Posted on 3 Dec 2014 by Callum Bentley

The UK economy is continuing on a healthy trajectory with the rate of growth stable in the three months to November, according to the CBI’s latest Growth Indicator, out today.

Expectations for growth are not as strong as earlier in the year but are well above their long-run average.

The survey of 742 businesses brings together economic-activity survey data from a range of business sectors. It shows slightly stronger growth in manufacturing, with output up in 15 of the 18 sub-sectors, and growth in consumer & business professional services. That offsets slowing growth in retailing. The resulting overall balance of +20% is little changed from October’s survey balance of +19%.

Businesses’ expectations are proving resilient. The balance of +26% for the next three months is virtually unchanged from +25% in October and +27% in September. But this represents a scaling back of expectations compared with earlier in the year. For example, the balance was +42% in April (the year’s highest) and +38% in August.

Rain Newton-Smith, CBI Director of Economics, said: “This shows a continuing story of solid growth.

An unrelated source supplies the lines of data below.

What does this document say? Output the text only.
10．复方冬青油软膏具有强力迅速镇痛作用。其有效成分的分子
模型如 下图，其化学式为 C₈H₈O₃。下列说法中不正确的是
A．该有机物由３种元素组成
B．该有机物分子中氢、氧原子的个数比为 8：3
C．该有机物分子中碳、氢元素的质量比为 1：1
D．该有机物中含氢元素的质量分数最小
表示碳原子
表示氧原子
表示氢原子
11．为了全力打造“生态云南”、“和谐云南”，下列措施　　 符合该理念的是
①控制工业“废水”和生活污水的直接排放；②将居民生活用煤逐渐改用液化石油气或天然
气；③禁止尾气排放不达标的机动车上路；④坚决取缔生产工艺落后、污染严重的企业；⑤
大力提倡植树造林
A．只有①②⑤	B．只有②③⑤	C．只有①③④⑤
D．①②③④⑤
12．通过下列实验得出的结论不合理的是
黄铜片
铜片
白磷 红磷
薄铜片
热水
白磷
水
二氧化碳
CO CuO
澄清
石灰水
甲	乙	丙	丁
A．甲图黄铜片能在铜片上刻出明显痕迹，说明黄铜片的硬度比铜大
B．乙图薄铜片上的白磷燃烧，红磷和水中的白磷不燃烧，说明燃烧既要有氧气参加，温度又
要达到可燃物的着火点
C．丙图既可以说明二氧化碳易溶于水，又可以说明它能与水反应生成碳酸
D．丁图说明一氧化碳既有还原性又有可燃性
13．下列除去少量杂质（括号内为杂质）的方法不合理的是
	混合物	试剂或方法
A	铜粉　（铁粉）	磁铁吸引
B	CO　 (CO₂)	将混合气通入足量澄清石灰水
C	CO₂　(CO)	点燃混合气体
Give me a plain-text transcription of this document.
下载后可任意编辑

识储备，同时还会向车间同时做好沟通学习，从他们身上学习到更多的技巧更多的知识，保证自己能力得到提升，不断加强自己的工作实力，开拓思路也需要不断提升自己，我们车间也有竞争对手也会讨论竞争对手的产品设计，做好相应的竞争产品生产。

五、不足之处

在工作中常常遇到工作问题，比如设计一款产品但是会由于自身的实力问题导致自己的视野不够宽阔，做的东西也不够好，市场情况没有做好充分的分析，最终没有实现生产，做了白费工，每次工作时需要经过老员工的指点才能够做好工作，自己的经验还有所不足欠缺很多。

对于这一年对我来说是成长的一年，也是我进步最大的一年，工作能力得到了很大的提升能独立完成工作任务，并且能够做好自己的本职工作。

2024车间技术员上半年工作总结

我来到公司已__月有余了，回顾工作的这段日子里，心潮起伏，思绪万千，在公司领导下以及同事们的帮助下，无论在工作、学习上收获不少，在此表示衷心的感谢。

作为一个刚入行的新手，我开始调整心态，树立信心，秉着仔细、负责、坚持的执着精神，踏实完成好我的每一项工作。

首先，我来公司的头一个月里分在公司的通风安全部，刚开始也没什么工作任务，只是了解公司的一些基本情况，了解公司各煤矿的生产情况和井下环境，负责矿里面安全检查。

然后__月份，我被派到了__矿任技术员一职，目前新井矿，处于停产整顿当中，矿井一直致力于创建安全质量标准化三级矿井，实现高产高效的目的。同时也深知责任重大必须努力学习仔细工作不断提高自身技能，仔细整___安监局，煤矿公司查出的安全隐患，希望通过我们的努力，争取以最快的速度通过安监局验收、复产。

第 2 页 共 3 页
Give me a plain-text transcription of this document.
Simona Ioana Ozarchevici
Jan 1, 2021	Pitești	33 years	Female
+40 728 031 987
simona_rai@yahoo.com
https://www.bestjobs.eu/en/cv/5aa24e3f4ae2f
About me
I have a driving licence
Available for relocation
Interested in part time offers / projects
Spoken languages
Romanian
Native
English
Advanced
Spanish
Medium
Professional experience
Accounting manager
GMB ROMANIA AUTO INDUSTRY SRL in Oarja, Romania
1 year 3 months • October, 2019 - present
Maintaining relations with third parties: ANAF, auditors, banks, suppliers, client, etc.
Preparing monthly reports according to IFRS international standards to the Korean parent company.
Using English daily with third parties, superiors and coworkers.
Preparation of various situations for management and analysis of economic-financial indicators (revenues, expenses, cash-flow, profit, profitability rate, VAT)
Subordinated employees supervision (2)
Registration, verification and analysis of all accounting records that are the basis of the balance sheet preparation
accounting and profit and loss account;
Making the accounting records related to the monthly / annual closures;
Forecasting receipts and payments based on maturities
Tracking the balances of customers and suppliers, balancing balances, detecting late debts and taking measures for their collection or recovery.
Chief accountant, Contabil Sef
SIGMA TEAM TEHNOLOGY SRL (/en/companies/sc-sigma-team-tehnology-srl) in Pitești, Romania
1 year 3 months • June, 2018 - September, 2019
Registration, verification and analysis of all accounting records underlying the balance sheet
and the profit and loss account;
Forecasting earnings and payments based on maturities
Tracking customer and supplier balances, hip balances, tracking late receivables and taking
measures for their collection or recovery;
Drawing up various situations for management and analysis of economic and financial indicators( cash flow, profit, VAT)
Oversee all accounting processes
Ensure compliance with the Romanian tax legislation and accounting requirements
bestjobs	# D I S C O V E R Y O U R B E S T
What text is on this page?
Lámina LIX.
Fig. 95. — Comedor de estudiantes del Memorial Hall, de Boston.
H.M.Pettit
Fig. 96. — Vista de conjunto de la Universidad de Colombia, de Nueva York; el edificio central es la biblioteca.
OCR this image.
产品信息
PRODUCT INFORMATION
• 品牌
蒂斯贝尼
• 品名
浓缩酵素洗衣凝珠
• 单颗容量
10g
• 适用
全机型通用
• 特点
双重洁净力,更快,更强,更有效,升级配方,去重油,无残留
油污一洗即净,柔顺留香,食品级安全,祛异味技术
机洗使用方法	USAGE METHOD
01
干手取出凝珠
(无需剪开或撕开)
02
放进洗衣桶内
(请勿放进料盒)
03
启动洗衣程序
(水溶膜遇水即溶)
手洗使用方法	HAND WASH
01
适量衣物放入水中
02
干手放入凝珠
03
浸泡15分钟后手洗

“Previously pent-up demand delivered a strong boost to growth during the first half of the year but this effect may be fading. The UK is continuing to expand on a healthy trajectory, returning now to steadier and more sustainable growth rates.

“Domestic political uncertainty is an issue for businesses but the global backdrop is a greater concern. The Eurozone is weak, with a real risk of deflation, growth in emerging markets has slowed and geo-political tensions in the Middle East and Ukraine are the biggest threats to confidence.”